The astrophysicist also says that the explicit messages that are systemically geared towards discouraging women from entering these types of fields come in many forms. They can look, for example, like a maths teacher normalising a little girl’s difficulty with maths and reducing it to the stereotype of girls just being naturally inept at the subject, which was the case for Nance.
“I think the painful thing is that we end up believing it. We internalise that messaging and construct these narratives about it that end up reiterating the message: ‘I’m not cut out for this, I am not a maths person.’”
She describes it as a cyclical effect that preys on a woman’s worst fears and beliefs about herself. Several studies have found that women are more risk-averse than men, and that it is linked to cultural and social influences.
“I think it’s impossible to have an honest conversation about this and not acknowledge the systematic or systemic ways that women have been straight up excluded from science, maths and engineering. I think there’s an institutional problem that really amplified these feelings,” Nance says.

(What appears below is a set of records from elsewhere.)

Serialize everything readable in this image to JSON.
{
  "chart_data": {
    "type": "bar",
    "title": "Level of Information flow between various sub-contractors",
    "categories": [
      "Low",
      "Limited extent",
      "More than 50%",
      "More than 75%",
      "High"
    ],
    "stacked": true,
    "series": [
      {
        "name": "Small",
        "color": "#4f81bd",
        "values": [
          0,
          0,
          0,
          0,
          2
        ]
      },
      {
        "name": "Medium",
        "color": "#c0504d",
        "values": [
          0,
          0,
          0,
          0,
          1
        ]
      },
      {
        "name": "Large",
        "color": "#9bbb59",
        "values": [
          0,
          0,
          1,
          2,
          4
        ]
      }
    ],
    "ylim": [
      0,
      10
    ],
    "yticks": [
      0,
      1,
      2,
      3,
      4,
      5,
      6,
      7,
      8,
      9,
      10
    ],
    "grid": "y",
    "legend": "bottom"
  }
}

When speaking of her own experience once she got to college, Nance explains that she “experienced this overwhelming sense of isolation and loneliness, feelings of not belonging. I was in these physics classes and I was the only woman — the only woman who looked like me. It really amplified the beliefs that I had about myself that I wasn’t smart enough to be here, that I wasn’t capable enough, that I shouldn’t be here.”
Finding Peace Amidst the Stars
In 2015, about 3.6 percent of the global population was found to suffer from some form of anxiety disorder. That number has increased by 25 percent since the COVID-19 pandemic, according to a report released by the World Health Organisation in 2022. While today the disorder has become prevalent with younger generations being vocal about it, back when Nance was growing up, it wasn’t recognised or spoken about as much in the media.
“I’ve had anxiety ever since I can remember being a functioning human being,” shares Nance. “It wasn’t called that when I was young. [At the time,] I didn’t have the language. I was young and I just knew that I had panic attacks and that I would get sick.”
While Nance has seen therapists for her anxiety, the stars and the skies are what help appease her condition to a degree.
“It gives me perspective,” she says. “And makes me feel like everything is going to be okay. It’s that we’re really small in the cosmic sense of things, and that perspective is enchanting.”